O Sr. Bispo dedica alguns dias a visitar os seus irmãos bispos em Portugal. Antes, esteve em Fátima, para consagrar a sua diocese. Porquê em Fátima?
A consagração é muito importante porque somos uma diocese nova. Na diocese de Maliana, necessitamos não só de ajuda material mas principalmente de ajuda espiritual, para construir o reino espiritual, segundo o mandato de Jesus. Estive em Roma, num curso no Colégio de São Paulo, duas semanas, e depois tive mais uns dias para conhecer Roma, nomeadamente as grandes basílicas.
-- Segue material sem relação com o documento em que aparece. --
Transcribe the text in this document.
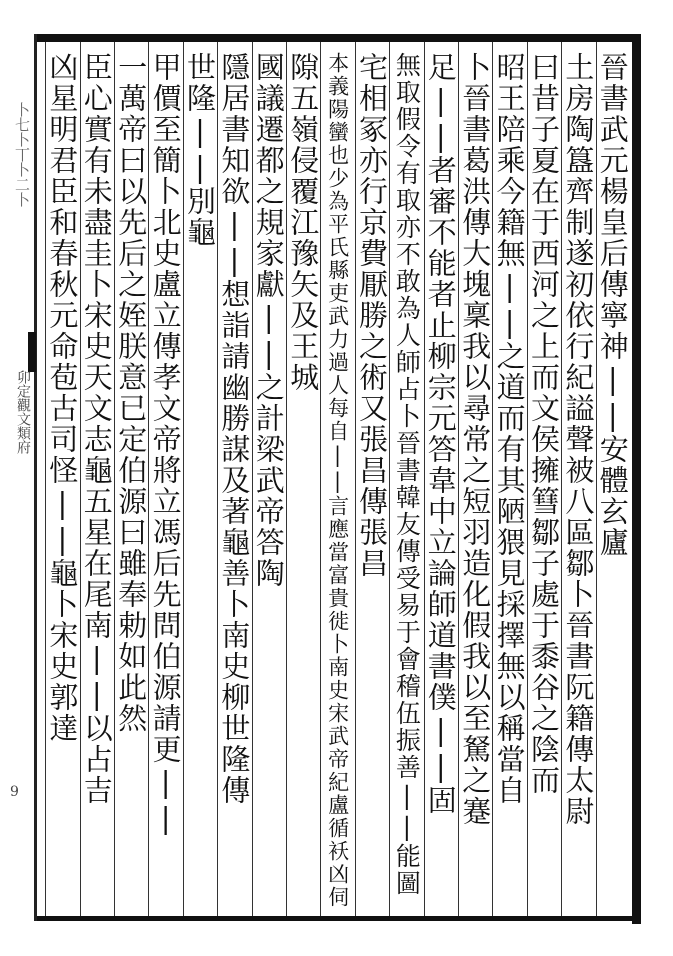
卜七卜丅卜二卜
卯定觀文類府
9
晉書武元楊皇后傳寧神||安體玄廬
土房陶簋齊制遂初依行紀謚聲被八區鄒卜晉書阮籍傳太尉
曰昔子夏在于西河之上而文侯擁篲鄒子處于黍谷之陰而
昭王陪乘今籍無||之道而有其陋猥見採擇無以稱當自
卜晉書葛洪傳大塊稟我以尋常之短羽造化假我以至駑之蹇
足||者審不能者止柳宗元答韋中立論師道書僕||固
無取假令有取亦不敢為人師占卜晉書韓友傳受易于會稽伍振善||能圖
宅相冢亦行京費厭勝之術又張昌傳張昌
本義陽蠻也少為平氏縣吏武力過人每自||言應當富貴徙卜南史宋武帝紀盧循袄凶伺
隙五嶺侵覆江豫矢及王城
國議遷都之規家獻||之計梁武帝答陶
隱居書知欲||想詣請幽勝謀及著龜善卜南史柳世隆傳
世隆||別龜
甲價至簡卜北史盧立傳孝文帝將立馮后先問伯源請更||
一萬帝曰以先后之姪朕意已定伯源曰雖奉勅如此然
臣心實有未盡圭卜宋史天文志龜五星在尾南||以占吉
凶星明君臣和春秋元命苞古司怪||龜卜宋史郭達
Vim a Portugal com o objetivo de consagrar a diocese a Nossa Senhora, pois o povo de Timor tem uma grande devoção por Nossa Senhora de Fátima.
Durante o domínio da Indonésia, um período muito difícil, a Nossa Senhora foi sempre um meio de conforto para viver e aguentar a situação. Fizemos muitas peregrinações e vivemos um ano mariano que nos deu alento para que não perdêssemos a coragem de um dia virmos a ser uma nação. E assim aconteceu com o referendo de 1999 e a restauração em 2002.
Como é a sua diocese, a mais nova de Timor, criada em 30 de janeiro de 2010?
Temos dez paróquias. Somos 16 padres diocesanos e 23 religiosos, 39 ao todo. A grande dificuldade está no aceso às paróquias da montanha. É muito difícil porque não há estradas. Sou o primeiro bispo de Manliana, que tem 265 mil habitantes. 263 mil são católicos. Não temos protestantes nem muçulmanos. Todos são católicos, isto é, dizem-se católicos. Viemos da situação de domínio da Indonésia. Devido ao medo da islamização da ilha, todos se tornaram católicos, mesmo sem prática convicta. Muito precisam de uma preparação adequada para compreender o que é ser católico. Traçámos um plano pastoral para cinco ano e estamos concentrados numa espécie de reevangelização. No primeiro ano, estivemos focados nas estruturas paroquiais e diocesanas. O segundo é dedicado à família.
Referiu as dificuldades de deslocação na sua diocese e as estruturas diocesanas. A diocese de Maliana está bem servida?
Não. Como foi criada em 2010, tem, de facto, poucas condições. Não temos Sé, não temos residência nem espaços para a cúria nem um escritório adequado para trabalhar. A Sé é uma igreja paroquial, criada em 77 ou 78, no tempo da Indonésia, com poucas condições. Felizmente, com a ajuda do governo, já conseguimos construir um espaço para os encontros dos padres.
É a primeira vez que está em Portugal?
Não, é a terceira. Em 1998 estive em Lisboa e em Braga. Em 2005, depois de estudar em Roma, no regresso, passei por Coimbra.
Agora, dedicou tempo a visitar os seus irmãos no episcopado…
É muito importante, estando eu à frente de uma igreja nova, sem experiência de governo. Preciso de criar condições, de falar com colegas, irmãos na fé, ouvir as suas experiências. Este contacto é importante para mim, para aprender o governo pastoral e para saber que estamos unidos na mesma fé.